The capture seems to start OK, but then quickly runs out of space. It seems like most capture software captures first uncompressed, before encoding and compressing, and uncompressed video takes an incredible amount of space. So, even with about 8 or 9 GB left on my 30 GB hard drive, I quickly run out of space, and can't record very much, nothing close to a full movie.
So, I decided to purchase a large external hard drive. I purchased an 180 GB Firewire HD over the Internet. My laptop has both Firewire and USB 2.0, and USB 2.0 is supposed to be a little faster than Firewire, and devices with USB 2.0 cost a little less than Firewire devices. However, I have read that there are still many problems with USB 2.0 devices, it being such a new technology, so I figured the Firewire would work more reliably.
The drive should be a good one--Hitachi Deskstar (i think these were formerly labeled IBM) 7200 RPM, 8 MB cache. However, the external case is generic, no brand name at all, no company name or contact info, etc.

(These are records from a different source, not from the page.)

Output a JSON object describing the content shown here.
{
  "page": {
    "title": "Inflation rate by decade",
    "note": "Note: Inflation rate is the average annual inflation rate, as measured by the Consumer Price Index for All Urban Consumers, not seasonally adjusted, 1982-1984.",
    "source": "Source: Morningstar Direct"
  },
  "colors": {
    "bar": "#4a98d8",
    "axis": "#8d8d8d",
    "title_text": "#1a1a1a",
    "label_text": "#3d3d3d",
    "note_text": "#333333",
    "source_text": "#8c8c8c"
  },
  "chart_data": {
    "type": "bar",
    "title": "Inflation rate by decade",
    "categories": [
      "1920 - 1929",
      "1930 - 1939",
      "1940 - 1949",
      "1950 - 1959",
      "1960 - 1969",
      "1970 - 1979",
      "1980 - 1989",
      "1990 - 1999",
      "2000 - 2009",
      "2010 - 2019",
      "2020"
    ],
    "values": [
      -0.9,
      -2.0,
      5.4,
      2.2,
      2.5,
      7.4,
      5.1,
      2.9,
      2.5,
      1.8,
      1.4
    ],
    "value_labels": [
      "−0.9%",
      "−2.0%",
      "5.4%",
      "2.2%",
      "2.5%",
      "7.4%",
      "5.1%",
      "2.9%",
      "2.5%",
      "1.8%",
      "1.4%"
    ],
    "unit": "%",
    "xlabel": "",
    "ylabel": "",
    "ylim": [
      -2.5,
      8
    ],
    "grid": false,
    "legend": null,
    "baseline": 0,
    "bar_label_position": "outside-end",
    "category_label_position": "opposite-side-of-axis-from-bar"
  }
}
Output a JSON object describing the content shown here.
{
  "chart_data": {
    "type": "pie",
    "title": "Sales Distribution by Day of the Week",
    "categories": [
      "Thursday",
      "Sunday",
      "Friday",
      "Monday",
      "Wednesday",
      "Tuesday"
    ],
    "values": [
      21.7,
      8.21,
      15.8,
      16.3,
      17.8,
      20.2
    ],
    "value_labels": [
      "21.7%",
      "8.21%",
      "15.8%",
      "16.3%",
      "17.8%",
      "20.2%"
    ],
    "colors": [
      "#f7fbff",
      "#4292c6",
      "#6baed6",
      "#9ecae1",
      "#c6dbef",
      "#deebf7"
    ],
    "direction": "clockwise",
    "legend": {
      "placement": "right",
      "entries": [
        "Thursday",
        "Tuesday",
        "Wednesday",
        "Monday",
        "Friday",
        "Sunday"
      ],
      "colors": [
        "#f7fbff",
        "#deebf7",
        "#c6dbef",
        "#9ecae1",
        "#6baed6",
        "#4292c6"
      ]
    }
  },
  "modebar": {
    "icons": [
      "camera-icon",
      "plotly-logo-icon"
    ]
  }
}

I formatted it NTFS, all one large partition. I ran Scandisk and Chkdsk on it, including the sector checking, and everything showed up OK.
However----when I try the video capture again, with the external drive set to for the video capture files, temp files, etc., it runs into a problem. It starts OK, but after a certain time the capturing stops, I see that the external drive doesn't exist any more in "My Computer", and some kind of error message from Windows saying that it can't write to the drive.
I tried capturing with various software, and the same problem occurred with each. I turned off write caching for the drive, and the problem still occurs.
To get the drive to be recognized again, I have to unplug it, turn it off, wait a little, turn it back on again, and then plug it in to the Firewire slot again. Sometimes i have had to re-boot to get it recognized. When I run error-checking on it again, still no problems.
So, what I'd like to know is--what's causing the problem? Is this external firewire hard drive defective? (If so, I'd suspect more likely the housing and interface is defective, rather than the drive itself.) Should I call the company I purchased it from, and demand that they exchange it for another one?)
Or, are there changes in Windows XP configuration, or in the configuration of the video capture software, that would make it work correctly?
I would appreciate any feedback and suggestions. Thank you.